Geneva, 17 April, WHF: In an open letter to G20 Heads of State, meeting virtually this Sunday, the World Heart Federation (WHF) calls for an equitable and generous emergency response to COVID-19. The proposed urgent measures include ensuring equal access to treatment and care, scaling up prevention in poor areas, addressing the shortage of health workers, and calling for industry’s responsibility.
WHF also calls on governments to reaffirm the World Health Organization’s essential role in the COVID-19 response and its unique capacity and global mandate to support public health systems during this critical time. This includes increasing much needed financial support.
The coronavirus (COVID-19) pandemic has left no country unscathed and health systems face challenges on multiple fronts. Cardiovascular disease (CVD), the world’s leading cause of death, is emerging as a common risk factor for people who have severe COVID-19 infection. Furthermore, COVID-19 can lead to cardiovascular complications, such as myocarditis and arrhythmias.

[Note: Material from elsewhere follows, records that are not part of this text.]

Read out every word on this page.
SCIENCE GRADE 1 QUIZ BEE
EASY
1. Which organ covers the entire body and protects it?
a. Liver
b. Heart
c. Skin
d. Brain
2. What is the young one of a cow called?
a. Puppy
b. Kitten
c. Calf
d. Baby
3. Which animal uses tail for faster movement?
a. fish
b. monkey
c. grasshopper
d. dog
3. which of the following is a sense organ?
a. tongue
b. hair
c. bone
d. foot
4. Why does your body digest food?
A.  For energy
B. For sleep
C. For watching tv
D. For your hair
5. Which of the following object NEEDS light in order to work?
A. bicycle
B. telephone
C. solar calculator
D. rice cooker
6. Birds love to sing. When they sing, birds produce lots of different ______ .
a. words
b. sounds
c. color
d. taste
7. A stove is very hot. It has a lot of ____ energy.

“In every country, doctors and healthcare workers are at the frontlines of an enormous struggle”, said Karen Sliwa, WHF’s President. “Our role as leaders of the global cardiovascular community is to ensure that we help them contain the disease and treat those who have fallen victims to it. It is our duty to respond to the needs of each patient in an equal manner, regardless of their geographical location or economic status. Let us seize this opportunity to put people at the centre of our decision-making. Health for all is in your hands.”
The epicentre of the virus has been mostly in powerful economies but even there heart patients have been subjected to deep inequalities in access to healthcare. WHF warns that this situation will be more acute in developing regions of the world where the outbreak of COVID-19 is spreading extensively and where access to running water and sanitation is limited, thus exacerbating a very urgent and unprecedented public health challenge.
WHF recommendations included in the letter:
Provide necessary health care in recognition of countries’ commitment to Universal Health Coverage: In September 2019, at the United Nations High-Level Meeting “Universal Health Coverage (UHC): Moving Together to Build a Healthier World,” world leaders endorsed the most ambitious and comprehensive political declaration on health in history. Faced by the COVID-19 crisis, it is crucial that leaders recognise the interconnectedness of UHC and health emergencies and remember their political commitments. Currently, at least half of the global population does not receive the health services they need. About 100 million people are pushed into extreme poverty each year because of out-of-pocket spending on health. WHF is calling on you to ensure that any vaccine produced is fairly priced and that everyone can get access to essential treatments.
Emphasize Preventive Measures: In some of the poorest countries, refugees, internally displaced people and people trapped in conflict zones do not have easy access to running water, uncongested spaces, or safe homes in which to self-quarantine. Around a quarter of the world’s urban population lives in slums. You must act now with a huge scale-up in prevention activities, including public communication and education, testing, contact tracing, and the provision of adequate water and sanitation in these areas before it is too late.
Protect and recruit additional health workers: The predicted global shortage of 18 million health workers to meet SDG 3 means that governments in rich and poor countries alike must not wait to rapidly expand free education and training for all urgently needed health workers. As previous emergencies like the Ebola crisis have demonstrated, community health workers can be rapidly and effectively trained and deployed to boost public education and community outreach efforts. The manufacturing resources of all nations must be mobilized immediately to produce the personal protective equipment urgently needed to protect all health care workers. Public healthcare for all is impossible without health workers for all – you can make it happen.
Private industry has a duty to work for the public: Governments must requisition or find other means to utilize all private healthcare facilities to increase capacity to treat and care for infected patients and to meet ongoing essential health needs – including treating people with acute cardiovascular events. The governments of Spain, Switzerland and the state government of Uttarakhand in India have demonstrated exceptional leadership in using private hospitals to ensure that beds are available for the sick. All countries must quickly follow suit. Furthermore, it is essential that any vaccine, effective treatment, or improved tests found or developed, are not subject to exclusive licenses or monopolies that would block their universal affordability and access. Medical equipment and medication embargos must be lifted. Fortunately, public investment is taking centre stage to accelerate global efforts to develop a vaccine, led by the Coalition for Epidemic Preparedness Innovations (CEPI), which has requested 2 billion USD to boost vaccine development. You can, and must, immediately meet this request. Together with the WHO, you can insist that free, universal access is a requisite of any such funding. We ask you to start now to establish a comprehensive plan for manufacturing and distributing a vaccine globally, free at the point of use, and know the world will thank you for your foresight.
Notes to editors
The World Heart Federation is the principal representative body for the global cardiovascular community, representing more than 200 heart foundations, scientific societies, civil society, and patient organisations from over 100 countries.
Together with our Members, we are working to end needless deaths and build global commitment for improved cardiovascular health at the global, regional, national, and community levels.
We believe in a world where heart health for everyone is a fundamental human right and a crucial element of global health justice.